Take for example the following pseudo code, that may be the contents of a file I'm parsing. Assume strings start with ", and escaping the " character is done by "":
print(i)
print("hello**")
print("hel"+"lo**")
print("h e l l o "+
"hello\n")
print("hell""o")
print(str(123)+"h e l l o")
print(uppercase("h e l l o")+"g o o d b y e")
Should be transformed to the following result:
print(i)
print("string")
print("string"+"string")
print("string"
"string")
print("string")
print(str(123)+"string")
print(uppercase("string")+"string")
Currently I treat it as a special case in the code (i.e. detect beginning of a string, and "manually" run until its end with several sub-special cases on the way). If there's a Python library function i can use or a nice regex that may make my code more efficient, that would be great.
Few remarks:
I would like the "start-of-string" character to be a variable, e.g. ' vs ".
I'm not parsing Python code at this stage, but I plan to, and there the problem obviously becomes more complex because strings can start in several ways and must end in a way corresponding to the start. I'm not attempting to deal with this right now, but if there's any well established best practice I would like to know about it.
The thing bothering me the most about this "suppression" is the case of string formatting with the likes of '%s', that are meaningful tokens. I'm currently not dealing with this and haven't completely thought it through, but if any of you have suggestions about how to deal with this that would be great. Please note I'm not interested in the specific type or formatting of the in-string tokens, it's enough for me to know that there are tokens inside the string (how many). Remark that may be important here: my tokenizer is not nested, because my goal is quite simple (I'm not compiling anything...).
I'm not quite sure about the escaping of the start-string character. What would you say are the common ways this is implemented in most programming languages? Is the assumption of double-occurrence (e.g. "") or any set of two characters (e.g. '\"') to escape enough? Do I need to treat other cases (think of languages like Java, C/C++, PHP, C#)?

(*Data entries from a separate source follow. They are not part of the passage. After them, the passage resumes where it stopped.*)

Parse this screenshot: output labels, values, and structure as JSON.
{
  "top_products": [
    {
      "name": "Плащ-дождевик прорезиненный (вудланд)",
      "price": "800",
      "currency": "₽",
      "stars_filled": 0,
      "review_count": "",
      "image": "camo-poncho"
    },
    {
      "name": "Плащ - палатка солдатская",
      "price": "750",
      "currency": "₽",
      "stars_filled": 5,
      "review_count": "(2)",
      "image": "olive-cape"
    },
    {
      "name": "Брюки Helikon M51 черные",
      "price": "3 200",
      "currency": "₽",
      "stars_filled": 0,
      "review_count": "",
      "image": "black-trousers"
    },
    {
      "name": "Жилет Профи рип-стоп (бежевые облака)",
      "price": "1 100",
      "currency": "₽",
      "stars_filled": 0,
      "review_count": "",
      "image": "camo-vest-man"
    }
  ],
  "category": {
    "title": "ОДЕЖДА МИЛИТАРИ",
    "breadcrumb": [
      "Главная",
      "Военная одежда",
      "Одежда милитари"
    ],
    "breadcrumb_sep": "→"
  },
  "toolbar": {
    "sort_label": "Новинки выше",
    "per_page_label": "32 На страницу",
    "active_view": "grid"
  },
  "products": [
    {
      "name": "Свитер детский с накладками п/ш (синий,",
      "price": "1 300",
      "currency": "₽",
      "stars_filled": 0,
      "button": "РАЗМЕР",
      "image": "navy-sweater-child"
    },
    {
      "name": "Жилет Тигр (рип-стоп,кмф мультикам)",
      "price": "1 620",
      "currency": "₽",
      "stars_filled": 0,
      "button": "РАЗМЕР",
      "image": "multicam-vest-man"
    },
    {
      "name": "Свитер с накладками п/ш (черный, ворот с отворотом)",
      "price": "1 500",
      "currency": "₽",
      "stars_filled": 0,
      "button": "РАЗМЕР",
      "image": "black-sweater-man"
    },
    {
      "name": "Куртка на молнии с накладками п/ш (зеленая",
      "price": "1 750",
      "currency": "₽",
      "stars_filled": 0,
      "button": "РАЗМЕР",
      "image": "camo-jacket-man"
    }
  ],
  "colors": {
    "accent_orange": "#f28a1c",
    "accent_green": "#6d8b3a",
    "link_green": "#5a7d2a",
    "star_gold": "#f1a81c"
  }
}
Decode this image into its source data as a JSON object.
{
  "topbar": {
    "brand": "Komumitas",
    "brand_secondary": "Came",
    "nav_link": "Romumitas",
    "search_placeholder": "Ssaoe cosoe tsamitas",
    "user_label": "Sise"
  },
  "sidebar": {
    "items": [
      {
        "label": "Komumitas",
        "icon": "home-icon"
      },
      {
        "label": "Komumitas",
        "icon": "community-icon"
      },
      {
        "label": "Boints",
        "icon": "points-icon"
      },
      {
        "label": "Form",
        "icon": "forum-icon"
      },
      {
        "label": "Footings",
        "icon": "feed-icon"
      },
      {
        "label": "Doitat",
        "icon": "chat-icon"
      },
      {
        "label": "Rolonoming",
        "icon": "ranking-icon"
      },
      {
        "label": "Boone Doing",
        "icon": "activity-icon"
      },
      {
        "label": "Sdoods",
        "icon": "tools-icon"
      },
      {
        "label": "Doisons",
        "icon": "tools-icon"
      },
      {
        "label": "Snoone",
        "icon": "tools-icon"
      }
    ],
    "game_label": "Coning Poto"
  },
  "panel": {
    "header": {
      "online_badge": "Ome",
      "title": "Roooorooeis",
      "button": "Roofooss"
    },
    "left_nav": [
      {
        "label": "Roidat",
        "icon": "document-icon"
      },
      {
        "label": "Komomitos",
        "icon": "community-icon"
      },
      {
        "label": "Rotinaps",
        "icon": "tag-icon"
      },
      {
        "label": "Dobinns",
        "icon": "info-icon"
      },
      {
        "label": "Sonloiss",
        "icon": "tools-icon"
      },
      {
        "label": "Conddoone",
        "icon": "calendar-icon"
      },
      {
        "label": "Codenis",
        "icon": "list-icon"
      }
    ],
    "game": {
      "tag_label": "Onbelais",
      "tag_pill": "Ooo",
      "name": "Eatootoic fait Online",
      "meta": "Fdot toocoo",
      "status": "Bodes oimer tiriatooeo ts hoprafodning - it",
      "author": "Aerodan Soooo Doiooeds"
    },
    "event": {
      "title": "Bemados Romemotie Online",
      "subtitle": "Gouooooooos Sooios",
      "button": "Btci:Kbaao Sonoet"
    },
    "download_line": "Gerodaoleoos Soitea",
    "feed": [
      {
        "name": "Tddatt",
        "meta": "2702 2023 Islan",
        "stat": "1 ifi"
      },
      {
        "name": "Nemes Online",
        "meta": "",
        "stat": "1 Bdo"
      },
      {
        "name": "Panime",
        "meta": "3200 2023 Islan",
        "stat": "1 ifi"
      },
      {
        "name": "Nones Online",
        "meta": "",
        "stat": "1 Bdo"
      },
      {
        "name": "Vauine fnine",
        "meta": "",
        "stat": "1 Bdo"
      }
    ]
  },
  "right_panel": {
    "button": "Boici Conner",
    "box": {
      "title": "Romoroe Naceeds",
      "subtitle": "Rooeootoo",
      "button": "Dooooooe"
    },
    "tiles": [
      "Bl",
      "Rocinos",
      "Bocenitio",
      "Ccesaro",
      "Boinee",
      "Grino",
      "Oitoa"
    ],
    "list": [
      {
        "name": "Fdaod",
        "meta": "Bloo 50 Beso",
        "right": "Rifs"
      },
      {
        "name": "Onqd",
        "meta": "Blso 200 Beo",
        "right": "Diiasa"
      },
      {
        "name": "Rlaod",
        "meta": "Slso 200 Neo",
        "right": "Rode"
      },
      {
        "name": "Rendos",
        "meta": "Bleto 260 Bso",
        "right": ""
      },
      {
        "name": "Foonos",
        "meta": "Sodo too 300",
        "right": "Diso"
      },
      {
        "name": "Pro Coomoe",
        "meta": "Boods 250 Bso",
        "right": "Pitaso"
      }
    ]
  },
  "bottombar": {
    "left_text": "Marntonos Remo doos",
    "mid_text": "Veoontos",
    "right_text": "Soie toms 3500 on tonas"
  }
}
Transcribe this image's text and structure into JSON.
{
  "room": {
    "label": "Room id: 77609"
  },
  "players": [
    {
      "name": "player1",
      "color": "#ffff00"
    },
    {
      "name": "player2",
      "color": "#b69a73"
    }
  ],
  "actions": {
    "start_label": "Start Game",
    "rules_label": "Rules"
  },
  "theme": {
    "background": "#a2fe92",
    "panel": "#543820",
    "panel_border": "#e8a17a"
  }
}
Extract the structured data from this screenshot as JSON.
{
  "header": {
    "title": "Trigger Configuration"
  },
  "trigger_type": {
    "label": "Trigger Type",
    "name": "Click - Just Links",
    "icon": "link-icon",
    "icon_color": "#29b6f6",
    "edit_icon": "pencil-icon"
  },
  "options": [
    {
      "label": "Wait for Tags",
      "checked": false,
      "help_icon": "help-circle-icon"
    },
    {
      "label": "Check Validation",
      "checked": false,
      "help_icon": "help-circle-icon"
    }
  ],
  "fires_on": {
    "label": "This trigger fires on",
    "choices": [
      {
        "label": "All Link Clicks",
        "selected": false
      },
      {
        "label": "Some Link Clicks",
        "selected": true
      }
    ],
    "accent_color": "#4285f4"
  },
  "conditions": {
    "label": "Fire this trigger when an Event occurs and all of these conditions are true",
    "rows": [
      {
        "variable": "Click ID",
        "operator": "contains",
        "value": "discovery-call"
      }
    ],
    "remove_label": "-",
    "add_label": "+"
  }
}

Option 1: To sanitize Python source code, try the built-in tokenize module. It can correctly find strings and other tokens in any Python source file.
Option 3: Use pygments with HTML output, and replace anything in blue (etc.) with "string". pygments supports a few dozen languages.
Option 2: For most of the languages, you can build a custom regexp substitution. For example, the following sanitizes Python source code (but it doesn't work if the source file contains """ or '''):
import re
sanitized = re.sub(r'(#.*)|\'(?:[^\'\\]+|\\.)*\'|"(?:[^"\\]+|\\.)*"',
lambda match: match.group(1) or '"string"', source_code)
The regexp above works properly even if the strings contain backslashes (\", \\, \n, \\, \\", \\\" etc. all work fine).
When you are building your regexp, make sure to match comments (so your regexp substitution won't touch strings inside comments) and regular expression literals (e.g. in Perl, Ruby and JavaScript), and pay attention you match backslashes and newlines properly (e.g. in Perl and Ruby a string can contain a newline).
Use a dedicated parser for each language — especially since people have already done that work for you. Most of the languages you mentioned have a grammar.
Nowhere do you mention that you take an approach using a lexer and parser. If in fact you do not, have a look at e.g. the tokenize module (which is probably what you want), or the 3rd party module PLY (Python Lex-Yacc). Your problem needs a systematic approach, and these tools (and others) provide it.
(Note that once you have tokenized the code, you can apply another specialized tokenizer to the contents of the strings to detect special formatting directives such as %s. In this case a regular expression may do the job, though.)